Still-falling average home prices were confirmed by the S&P/Case-Shiller U.S. National Home Price Index, which recorded a 2.5% decline in the fourth quarter of 2009 versus the fourth quarter of 2008. There is a bright spot, however: That's a major improvement over the annualized rates reported in the first three quarters of 2009, when there were reported price drops of 19.0%, 14.7% and 8.7%, respectively speaking.

In the nation's 20 leading metropolitan areas, which are surveyed monthly, the drop in average prices for December was 3.1%.

The One Place to Profit From the Mortgage Malaise 

The continued decline in home prices was the major underlying reason the late-February report by real estate researcher FirstAmerican CoreLogic concluded that 11.3 million U.S. homeowners - nearly 25% of all residential-mortgage holders - owe more on their loans than their houses are worth. The report said that 620,000 new homeowners went under water in the fourth quarter, while another 2.3 million are living on the razor's edge - with less than 5% equity in their homes.

What does this all add up to for investors? The mortgage markets may be stabilizing, but uncertainty remains far too high to generate many outstanding profit opportunities in this harried market sector.

But there may be one exception: The mortgage insurance market.

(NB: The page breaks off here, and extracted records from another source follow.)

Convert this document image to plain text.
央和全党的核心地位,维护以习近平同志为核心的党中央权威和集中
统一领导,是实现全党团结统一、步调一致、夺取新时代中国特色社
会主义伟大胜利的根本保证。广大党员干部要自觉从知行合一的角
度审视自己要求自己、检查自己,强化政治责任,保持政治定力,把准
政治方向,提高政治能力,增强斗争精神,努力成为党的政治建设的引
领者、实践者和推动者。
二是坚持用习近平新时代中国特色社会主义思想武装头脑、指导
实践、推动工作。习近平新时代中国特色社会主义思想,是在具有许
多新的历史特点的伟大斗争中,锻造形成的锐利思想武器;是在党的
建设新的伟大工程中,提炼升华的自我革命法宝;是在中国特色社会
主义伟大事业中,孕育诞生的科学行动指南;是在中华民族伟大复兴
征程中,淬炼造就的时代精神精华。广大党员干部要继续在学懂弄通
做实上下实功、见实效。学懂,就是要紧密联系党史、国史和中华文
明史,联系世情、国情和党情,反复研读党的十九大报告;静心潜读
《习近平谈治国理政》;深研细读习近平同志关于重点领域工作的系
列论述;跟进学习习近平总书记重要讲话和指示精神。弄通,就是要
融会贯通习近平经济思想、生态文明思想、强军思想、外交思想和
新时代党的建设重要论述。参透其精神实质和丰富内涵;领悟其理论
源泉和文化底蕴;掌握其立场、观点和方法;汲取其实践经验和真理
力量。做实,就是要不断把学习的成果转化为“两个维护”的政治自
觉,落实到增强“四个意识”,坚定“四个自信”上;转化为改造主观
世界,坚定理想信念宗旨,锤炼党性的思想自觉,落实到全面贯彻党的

The mortgage market remains a turbulent one. Property values remain questionable in many markets. And because of a "jobless recovery" and shaky employment outlook, even a borrower with a pristine credit score may end up in a financial jackpot with the loss of paycheck that's necessary to keep making mortgage payments. With such a dour outlook, you can bet that every lender will insist on mortgage insurance before making any new loan. That, coupled with even a modest decline in new delinquencies and foreclosures, could help out the insurers - and their stock prices.

Proof of that came late last month when Radian Group Inc. (NYSE: RDN) reported a smaller-than-expected quarterly loss - $1.12 versus a predicted $1.69 - based on a slowing in the rate of fresh delinquencies and increased liquidity to cover claims, a condition it expects to maintain through 2012.

Radian's shares rose $1.25 each, or 14.59%, to $9.83 on the news, and eclipsed the $10 level this week. Other firms in the sector - most of which will be reporting earnings in the next couple of weeks - also rose in price on Radian's coattails. Among the ones that could be worth a look, with closing prices from yesterday, are:

  • The PMI Group Inc. (NYSE: PMI) - $2.80.
  • MGIC Investment Corp. (NYSE: MTG) - $8.00.
  • MBIA Inc. (NYSE: MBI) - $5.05.

But given all the uncertainty in the mortgage market right now, make sure to investigate these companies carefully before purchasing their shares.